Over the past few years, higher education has seen a growing demand for workforce-ready certifications incorporated into broader degree programs. For most colleges and universities, however, updating degree programs and course catalogs is a long and tedious undertaking that many schools would prefer to avoid or delay. As Kim Beckica, VP at Kirkwood Community College explained, “some credentials may or may not be mapped within the higher education majors and programs that we have.” To meet student needs and alleviate the administrative burden, some colleges and universities are turning to streamlined curriculum management systems to align courses with certifications and student interests with workforce needs.
When the University of Northern Colorado (UNCO), which has more than 200 programs and 500 courses, digitized the forms and workflows of their curriculum review processes, it led to faster processing of course changes, a complete and up-to-date course catalog, and a better system of course planning for students. Previously, curricular changes were handled by a mix of PDFs, Excel sheets, and paper processes. Michelle Heiny, Assistant Registrar at UNCO, described how these scattered documents impeded UNCO’s ability to get curriculum changes approved quickly. “[It] is very onerous for academic units to complete curriculum forms,” Heiny said. “We spent a lot of time going back and forth via email.”
UNCO’s upgrade to a digitized curriculum management system means that students can map out two- or four-year plans against job market potential. Heiny explained how improved catalog and curriculum processes have led to better career planning experiences for students. “Four-year plans will be housed within the catalog,” Heiny said. “It will allow students to say, ‘okay, I like that major. Here are the courses I have to take each year.’ They will actually see their workload over four years, all in one location."

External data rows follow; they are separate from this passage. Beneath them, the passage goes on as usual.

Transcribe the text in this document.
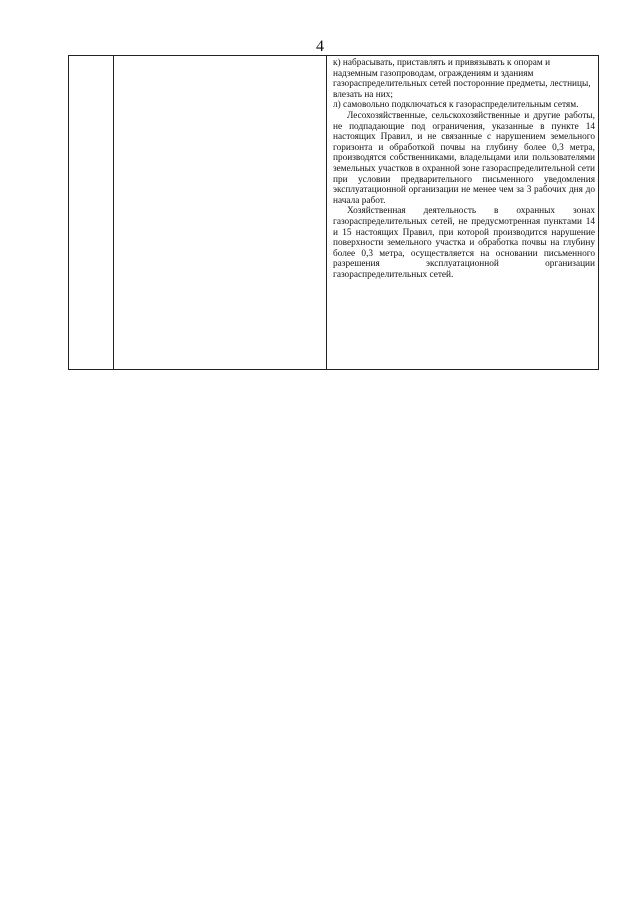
4

к) набрасывать, приставлять и привязывать к опорам и надземным газопроводам, ограждениям и зданиям газораспределительных сетей посторонние предметы, лестницы, влезать на них;

л) самовольно подключаться к газораспределительным сетям.

Лесохозяйственные, сельскохозяйственные и другие работы, не подпадающие под ограничения, указанные в пункте 14 настоящих Правил, и не связанные с нарушением земельного горизонта и обработкой почвы на глубину более 0,3 метра, производятся собственниками, владельцами или пользователями земельных участков в охранной зоне газораспределительной сети при условии предварительного письменного уведомления эксплуатационной организации не менее чем за 3 рабочих дня до начала работ.

Хозяйственная деятельность в охранных зонах газораспределительных сетей, не предусмотренная пунктами 14 и 15 настоящих Правил, при которой производится нарушение поверхности земельного участка и обработка почвы на глубину более 0,3 метра, осуществляется на основании письменного разрешения эксплуатационной организации газораспределительных сетей.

As colleges and universities seek to attract, retain, and graduate students, being able to demonstrate alignment with the job market and in-demand skills through the course catalog and degree programs is essential. By digitizing course catalog management, schools can streamline curriculum change processes to readily incorporate in-demand skills training and certifications into their course catalogs. And, more importantly, students can map out their learning pathways to achieve their career goals and demonstrate knowledge and value to their future employers.